Episodios

  • Lorenzo Marcotullio - Penne in legno
    Aug 24 2023

    Le opere realizzate da Lorenzo Marcotullio sono penne in legno.

    Il corpo o fusto di ciascuna penna è in legno, modellato artigianalmente.

    La parte alta è ornata da simboli che richiamano arti e professioni.

    Tra i tanti spiccano il simbolo caduceo e quello con la chiave di violino.

    Il simbolo caduceo, in color oro vivo, è simboleggiato da due serpenti attorcigliati intorno ad un bastone alato che rappresentano uno la dose terapeutica e uno la dose tossica. Risalente all’antica Grecia rappresenta lo scettro del Dio Hermes che lo esibiva come simbolo di pace e di prosperità per allontanare le liti.

    La chiave di violino è un simbolo posto all’inizio del pentagramma con la funzione di fissare la posizione delle note. E’ simbolo del libertà, di scoperta, di conoscenza e di nuove possibilità.

    Il varcare la soglia del pentagramma per aprirsi a qualcosa di prezioso come una nuova armonia musicale.

    Le penne in legno decorate con tali preziosi simboli trasmettono messaggi di rivelazioni delle parti di noi più intime e raccolte.

    L’arte dello scrivere a mano è una propulsione, un impeto di istinto ma che porta con sé un atto di coraggio.

    Quando le parole sedimentano dentro il proprio vissuto, calamitando nei confini di una pagina tutto quanto assorbito e incluso nel proprio divenire allora la penna diventa metafora di vita e mezzo di espressione.
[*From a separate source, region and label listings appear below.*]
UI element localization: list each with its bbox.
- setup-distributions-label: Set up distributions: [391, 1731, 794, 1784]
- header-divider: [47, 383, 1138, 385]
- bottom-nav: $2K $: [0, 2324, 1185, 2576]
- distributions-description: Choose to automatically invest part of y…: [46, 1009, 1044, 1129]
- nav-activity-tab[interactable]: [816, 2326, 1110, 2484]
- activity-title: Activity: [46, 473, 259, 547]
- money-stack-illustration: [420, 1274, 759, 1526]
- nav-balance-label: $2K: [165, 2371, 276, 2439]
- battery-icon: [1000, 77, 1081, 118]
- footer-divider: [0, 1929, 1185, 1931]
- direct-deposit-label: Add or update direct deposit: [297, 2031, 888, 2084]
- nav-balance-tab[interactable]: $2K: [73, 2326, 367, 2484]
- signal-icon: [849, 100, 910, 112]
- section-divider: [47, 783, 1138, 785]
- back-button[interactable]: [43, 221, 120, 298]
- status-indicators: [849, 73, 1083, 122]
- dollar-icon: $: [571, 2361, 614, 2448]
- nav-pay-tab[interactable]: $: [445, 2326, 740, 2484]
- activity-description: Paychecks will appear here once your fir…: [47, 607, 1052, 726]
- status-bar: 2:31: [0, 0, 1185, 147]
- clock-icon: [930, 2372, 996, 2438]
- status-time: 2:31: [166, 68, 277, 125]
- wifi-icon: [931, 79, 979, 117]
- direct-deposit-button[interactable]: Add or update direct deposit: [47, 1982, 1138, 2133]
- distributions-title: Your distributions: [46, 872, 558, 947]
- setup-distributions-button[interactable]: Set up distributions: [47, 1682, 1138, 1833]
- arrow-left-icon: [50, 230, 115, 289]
    La penna in legno fregiata di simboli sembra così respirare. Dentro il fusto in legno sembra così respirare il proprio albero di vita, le proprie foglie al vento, le proprie radici saldamente radicate alla terra.

    Allora la penna in legno realizzata dall’artista Lorenzo Marcotullio non è solo una penna, ma è una trasposizione del proprio albero che incide sulla carta il vissuto esperienziale della più intimo sentire.
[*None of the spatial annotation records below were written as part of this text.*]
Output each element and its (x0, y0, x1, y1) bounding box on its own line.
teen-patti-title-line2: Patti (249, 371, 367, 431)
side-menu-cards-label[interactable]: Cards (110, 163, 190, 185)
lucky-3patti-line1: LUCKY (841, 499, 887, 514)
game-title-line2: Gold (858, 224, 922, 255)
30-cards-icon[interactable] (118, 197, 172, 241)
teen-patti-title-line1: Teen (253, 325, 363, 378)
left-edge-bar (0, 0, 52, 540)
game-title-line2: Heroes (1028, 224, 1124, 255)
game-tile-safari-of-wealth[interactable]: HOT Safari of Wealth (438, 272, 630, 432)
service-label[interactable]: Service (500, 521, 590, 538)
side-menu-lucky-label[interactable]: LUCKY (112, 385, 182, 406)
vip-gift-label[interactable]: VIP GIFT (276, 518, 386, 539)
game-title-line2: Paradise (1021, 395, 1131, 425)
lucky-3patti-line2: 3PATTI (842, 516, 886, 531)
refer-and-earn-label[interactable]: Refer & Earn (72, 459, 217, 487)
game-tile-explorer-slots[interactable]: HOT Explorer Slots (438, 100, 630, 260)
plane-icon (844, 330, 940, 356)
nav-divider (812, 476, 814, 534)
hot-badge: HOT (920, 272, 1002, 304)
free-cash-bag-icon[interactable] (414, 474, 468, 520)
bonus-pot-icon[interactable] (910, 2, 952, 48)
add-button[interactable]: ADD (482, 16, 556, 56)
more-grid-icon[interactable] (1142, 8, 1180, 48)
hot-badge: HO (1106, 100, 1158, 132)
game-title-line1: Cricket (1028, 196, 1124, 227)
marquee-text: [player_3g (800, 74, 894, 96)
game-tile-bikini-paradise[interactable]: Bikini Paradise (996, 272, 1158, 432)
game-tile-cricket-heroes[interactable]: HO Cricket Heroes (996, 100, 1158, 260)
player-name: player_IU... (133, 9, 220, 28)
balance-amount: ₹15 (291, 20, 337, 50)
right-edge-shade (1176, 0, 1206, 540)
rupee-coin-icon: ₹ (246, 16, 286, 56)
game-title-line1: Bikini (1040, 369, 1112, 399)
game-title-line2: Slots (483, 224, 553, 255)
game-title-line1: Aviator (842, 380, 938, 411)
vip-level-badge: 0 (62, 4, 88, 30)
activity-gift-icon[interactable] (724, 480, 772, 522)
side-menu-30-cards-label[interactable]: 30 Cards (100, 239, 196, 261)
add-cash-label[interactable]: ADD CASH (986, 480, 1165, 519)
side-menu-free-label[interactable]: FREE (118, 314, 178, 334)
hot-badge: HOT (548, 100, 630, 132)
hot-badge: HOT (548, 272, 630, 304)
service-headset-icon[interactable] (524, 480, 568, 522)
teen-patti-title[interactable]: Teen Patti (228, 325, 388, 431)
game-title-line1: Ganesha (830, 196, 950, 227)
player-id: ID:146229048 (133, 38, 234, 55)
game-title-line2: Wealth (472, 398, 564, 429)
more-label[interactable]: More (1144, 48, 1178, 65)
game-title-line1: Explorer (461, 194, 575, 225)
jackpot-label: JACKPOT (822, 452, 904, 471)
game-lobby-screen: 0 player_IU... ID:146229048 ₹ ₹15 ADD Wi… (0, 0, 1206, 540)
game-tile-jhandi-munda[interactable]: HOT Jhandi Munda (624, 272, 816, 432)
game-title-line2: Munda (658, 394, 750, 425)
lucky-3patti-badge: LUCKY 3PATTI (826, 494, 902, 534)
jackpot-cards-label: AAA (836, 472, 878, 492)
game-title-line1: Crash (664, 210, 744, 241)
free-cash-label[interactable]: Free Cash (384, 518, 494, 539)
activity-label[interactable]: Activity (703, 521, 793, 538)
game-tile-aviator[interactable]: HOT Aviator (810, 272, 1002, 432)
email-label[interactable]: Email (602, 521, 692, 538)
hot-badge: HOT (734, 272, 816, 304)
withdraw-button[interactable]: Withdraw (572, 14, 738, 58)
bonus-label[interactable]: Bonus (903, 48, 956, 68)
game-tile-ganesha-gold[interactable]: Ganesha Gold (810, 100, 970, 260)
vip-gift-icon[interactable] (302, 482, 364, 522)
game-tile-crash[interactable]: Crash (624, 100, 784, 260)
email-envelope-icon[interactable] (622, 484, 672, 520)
    E’ lo strumento attraverso il quale si coagulano pensieri ed emozioni attraverso il materiale ligneo che vibra, vive e parla del proprio albero di vita.

    Sembra pulsare.

    Regalare così una penna in legno è atto di coraggio e di propulsione perché richiede slancio vitale verso la ricerca della propria essenza e del proprio io più autentico, quello legato alla terra, alle radici e alle chiome verdeggianti.

    Richiama il ciclo vitale dell’albero che vive le quattro stagioni, dalla morte autunnale alla rinascita primaverile passando per le verdeggianti e colorate primavere ed estati.
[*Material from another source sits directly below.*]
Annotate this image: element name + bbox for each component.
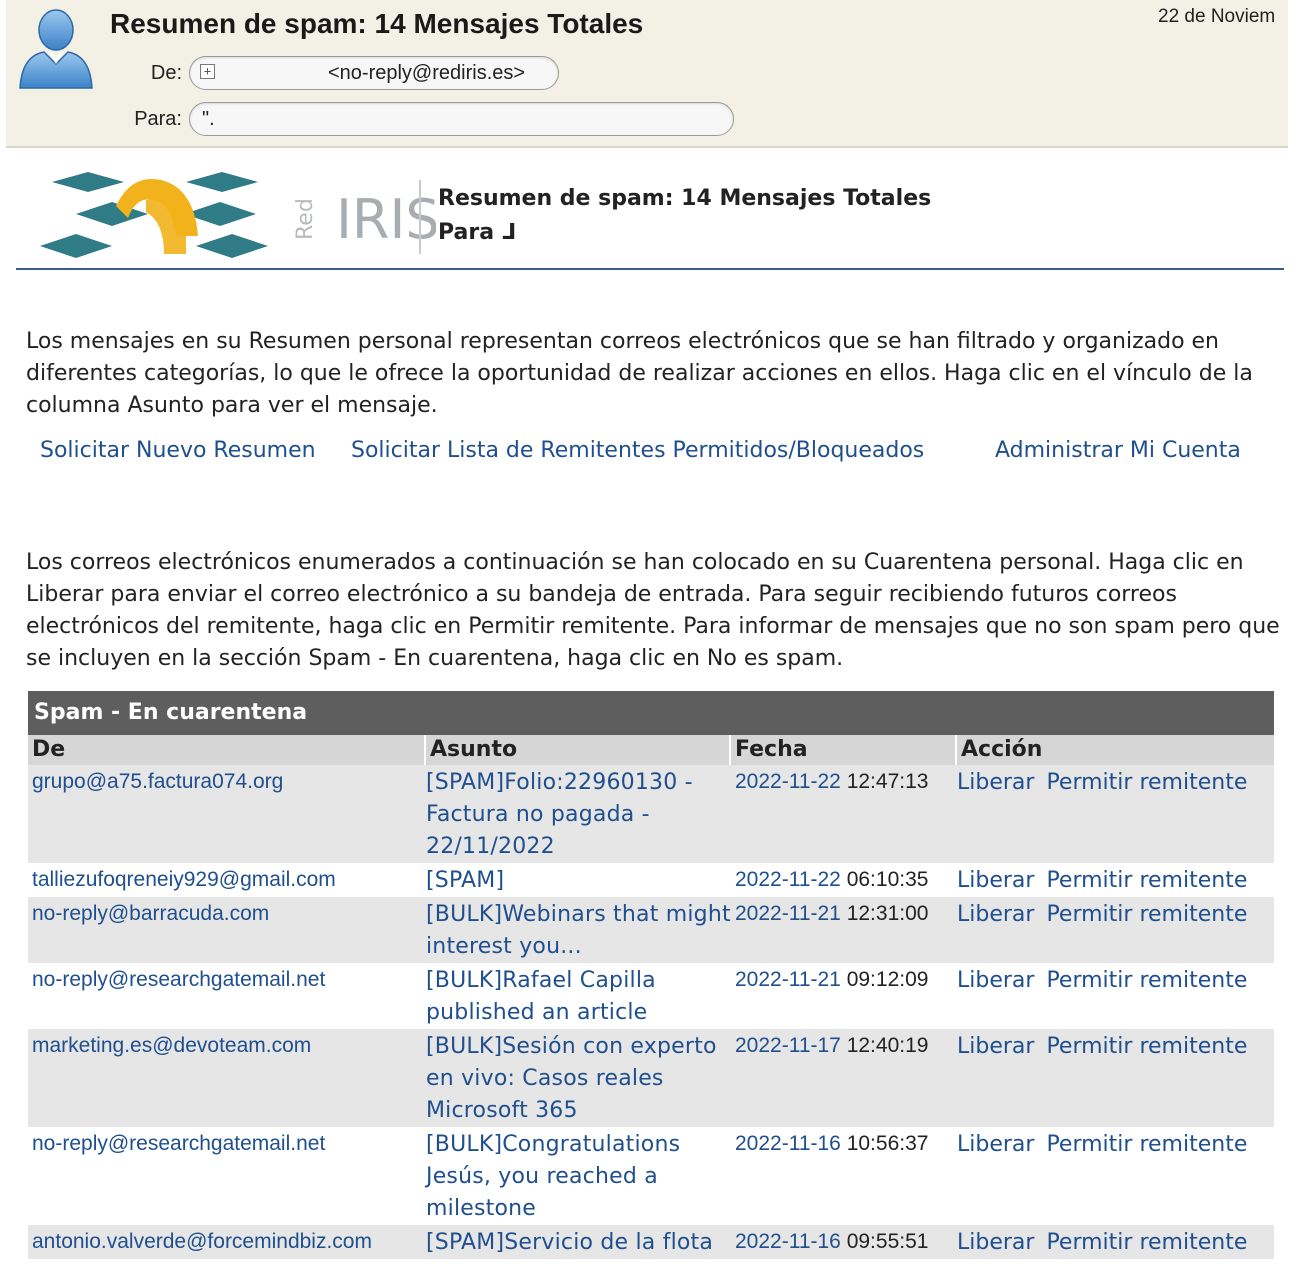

    Il pulsare di tale impeto conduce dunque alla ricerca di se stessi e delle proprie radici.

    Le radici di quell’albero che scorrono nella mano e si imprimono sulla carta.

    Grazie Lorenzo Marcotullio perché con le tue penne in legno ci riporti all’essenza della terra, del ciclo vitale linfatico che sgorga dalle radici, si erge attraverso il fusto e si espande nelle chiome verdeggianti del fluire delle parole impresse su carta.

    testo ©Liliana Rullo Ogni diritto riservato. Coperti dal diritto d'autore.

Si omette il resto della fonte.